To wholeheartedly and ungrudgingly approve of, or take genuine pleasure in, another person's good fortune.
To wholeheartedly and ungrudgingly approve of, or take genuine pleasure in, another person's good fortune — to not begrudge but celebrate their success.
The Yiddish verb from which Modern Hebrew firgun derives, and the cognate of German gönnen/vergönnen — but warmer and more communal in its Ashkenazi connotation. Unlike Buddhist mudita (a meditative virtue), fargin is an everyday relational act of not-begrudging; unlike naches (reflected pride in a loved one's achievement), it is the act of ungrudgingly granting another, often a peer, their good.
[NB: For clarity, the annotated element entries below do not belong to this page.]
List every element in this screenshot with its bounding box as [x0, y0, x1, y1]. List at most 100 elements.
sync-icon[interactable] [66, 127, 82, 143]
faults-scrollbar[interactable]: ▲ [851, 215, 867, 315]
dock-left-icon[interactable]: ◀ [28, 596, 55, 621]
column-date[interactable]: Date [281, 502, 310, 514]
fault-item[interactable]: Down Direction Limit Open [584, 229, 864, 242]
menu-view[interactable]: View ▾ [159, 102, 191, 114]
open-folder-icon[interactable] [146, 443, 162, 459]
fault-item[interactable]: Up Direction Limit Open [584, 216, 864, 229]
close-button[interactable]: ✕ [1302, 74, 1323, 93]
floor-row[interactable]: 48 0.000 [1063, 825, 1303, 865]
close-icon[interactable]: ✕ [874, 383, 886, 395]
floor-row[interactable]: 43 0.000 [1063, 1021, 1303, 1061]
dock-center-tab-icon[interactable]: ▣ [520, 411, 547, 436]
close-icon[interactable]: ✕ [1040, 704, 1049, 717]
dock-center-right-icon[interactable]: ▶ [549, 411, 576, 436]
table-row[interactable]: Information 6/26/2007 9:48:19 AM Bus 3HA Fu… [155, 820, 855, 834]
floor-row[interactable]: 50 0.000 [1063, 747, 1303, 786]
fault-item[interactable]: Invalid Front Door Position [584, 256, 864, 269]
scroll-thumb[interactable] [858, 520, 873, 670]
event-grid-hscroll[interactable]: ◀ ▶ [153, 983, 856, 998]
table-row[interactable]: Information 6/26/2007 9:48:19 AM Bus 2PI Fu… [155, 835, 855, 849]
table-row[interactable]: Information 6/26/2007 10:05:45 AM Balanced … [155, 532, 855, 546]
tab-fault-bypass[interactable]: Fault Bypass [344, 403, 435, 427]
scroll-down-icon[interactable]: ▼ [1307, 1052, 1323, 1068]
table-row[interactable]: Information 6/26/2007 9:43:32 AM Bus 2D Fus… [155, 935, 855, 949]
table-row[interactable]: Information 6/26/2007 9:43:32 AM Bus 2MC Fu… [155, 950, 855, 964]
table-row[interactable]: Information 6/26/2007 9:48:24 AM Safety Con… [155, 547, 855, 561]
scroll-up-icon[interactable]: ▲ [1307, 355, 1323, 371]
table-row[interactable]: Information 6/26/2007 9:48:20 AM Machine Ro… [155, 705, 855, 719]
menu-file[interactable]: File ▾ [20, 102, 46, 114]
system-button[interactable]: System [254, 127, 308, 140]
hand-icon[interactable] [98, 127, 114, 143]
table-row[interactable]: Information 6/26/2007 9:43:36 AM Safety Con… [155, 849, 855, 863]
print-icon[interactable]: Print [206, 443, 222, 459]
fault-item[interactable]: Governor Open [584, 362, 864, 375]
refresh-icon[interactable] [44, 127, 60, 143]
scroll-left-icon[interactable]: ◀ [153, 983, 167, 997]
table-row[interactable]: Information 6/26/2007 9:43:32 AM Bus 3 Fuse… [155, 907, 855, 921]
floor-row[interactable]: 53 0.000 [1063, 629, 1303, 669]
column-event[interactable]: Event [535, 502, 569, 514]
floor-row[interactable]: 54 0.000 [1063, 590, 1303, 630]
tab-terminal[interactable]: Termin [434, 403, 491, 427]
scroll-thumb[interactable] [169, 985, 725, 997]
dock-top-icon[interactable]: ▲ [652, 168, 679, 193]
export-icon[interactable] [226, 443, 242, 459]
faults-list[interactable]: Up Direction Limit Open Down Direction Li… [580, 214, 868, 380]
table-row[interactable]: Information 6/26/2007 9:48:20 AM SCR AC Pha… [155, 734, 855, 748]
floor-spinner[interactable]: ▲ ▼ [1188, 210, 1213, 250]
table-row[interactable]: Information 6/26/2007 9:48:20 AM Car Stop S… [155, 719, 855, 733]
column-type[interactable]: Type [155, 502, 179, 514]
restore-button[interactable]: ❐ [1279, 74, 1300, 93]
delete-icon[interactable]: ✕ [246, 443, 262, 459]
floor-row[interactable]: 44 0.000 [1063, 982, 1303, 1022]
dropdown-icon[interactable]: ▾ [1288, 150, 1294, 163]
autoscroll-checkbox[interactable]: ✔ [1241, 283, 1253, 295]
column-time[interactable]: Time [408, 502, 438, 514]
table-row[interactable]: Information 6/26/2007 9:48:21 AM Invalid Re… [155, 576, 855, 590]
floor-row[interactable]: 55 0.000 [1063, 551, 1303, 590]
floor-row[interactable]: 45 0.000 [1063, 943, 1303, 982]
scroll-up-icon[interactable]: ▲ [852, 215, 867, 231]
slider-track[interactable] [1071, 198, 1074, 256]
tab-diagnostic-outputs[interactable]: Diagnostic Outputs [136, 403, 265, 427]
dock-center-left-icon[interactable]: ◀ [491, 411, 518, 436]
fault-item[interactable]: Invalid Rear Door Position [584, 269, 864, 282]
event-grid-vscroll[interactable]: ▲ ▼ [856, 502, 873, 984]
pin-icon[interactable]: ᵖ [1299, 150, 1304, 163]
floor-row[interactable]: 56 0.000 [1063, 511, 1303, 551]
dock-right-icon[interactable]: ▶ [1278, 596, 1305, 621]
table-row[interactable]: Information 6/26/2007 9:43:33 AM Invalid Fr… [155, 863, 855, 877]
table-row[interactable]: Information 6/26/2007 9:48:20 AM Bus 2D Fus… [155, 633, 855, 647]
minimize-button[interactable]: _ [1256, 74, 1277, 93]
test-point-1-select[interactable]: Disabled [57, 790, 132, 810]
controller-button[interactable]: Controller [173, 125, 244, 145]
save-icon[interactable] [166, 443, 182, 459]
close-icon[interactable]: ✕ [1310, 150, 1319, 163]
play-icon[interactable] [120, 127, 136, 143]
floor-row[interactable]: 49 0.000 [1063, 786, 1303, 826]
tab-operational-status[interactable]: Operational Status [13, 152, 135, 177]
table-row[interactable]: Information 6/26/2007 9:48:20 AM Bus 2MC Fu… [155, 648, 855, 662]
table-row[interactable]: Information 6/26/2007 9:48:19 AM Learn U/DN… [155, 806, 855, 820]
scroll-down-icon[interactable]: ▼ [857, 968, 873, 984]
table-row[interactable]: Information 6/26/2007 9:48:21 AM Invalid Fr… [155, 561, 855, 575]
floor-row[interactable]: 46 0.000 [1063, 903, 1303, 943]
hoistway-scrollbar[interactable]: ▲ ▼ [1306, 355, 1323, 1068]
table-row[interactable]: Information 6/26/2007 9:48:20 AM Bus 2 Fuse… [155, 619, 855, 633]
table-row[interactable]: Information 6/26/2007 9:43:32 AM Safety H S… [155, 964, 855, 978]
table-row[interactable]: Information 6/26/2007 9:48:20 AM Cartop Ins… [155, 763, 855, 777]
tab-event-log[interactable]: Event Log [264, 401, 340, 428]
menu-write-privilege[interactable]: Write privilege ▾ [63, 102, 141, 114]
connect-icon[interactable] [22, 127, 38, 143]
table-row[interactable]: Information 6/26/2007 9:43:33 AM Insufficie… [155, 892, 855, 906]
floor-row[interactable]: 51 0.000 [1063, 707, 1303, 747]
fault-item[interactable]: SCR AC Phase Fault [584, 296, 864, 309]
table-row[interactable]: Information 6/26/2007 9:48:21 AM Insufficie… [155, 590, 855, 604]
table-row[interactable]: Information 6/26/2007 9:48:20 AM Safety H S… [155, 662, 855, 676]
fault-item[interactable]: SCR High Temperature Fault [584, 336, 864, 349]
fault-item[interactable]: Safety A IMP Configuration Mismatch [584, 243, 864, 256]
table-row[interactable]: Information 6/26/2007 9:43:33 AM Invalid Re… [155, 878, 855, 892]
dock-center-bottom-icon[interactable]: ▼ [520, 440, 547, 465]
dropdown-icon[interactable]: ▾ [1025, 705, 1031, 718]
The exact positive antonym of Gluckschmerz.
From Yiddish farginen “to not begrudge, to grant willingly.”
Yiddish פֿאַרגינען (farginen), cognate of German vergönnen “to grant, not begrudge,” from the Germanic verb underlying gönnen.
Documented as a Yiddishism in American English (Steinmetz, 1986); Hebrew firgun is a modern (1970s) borrowing of this very verb.
The respelling “faygin” is informal/non-standard; the attested forms are fargin / farginen. The hard-g pronunciation is correct (unrelated to the soft-g literary name Fagin).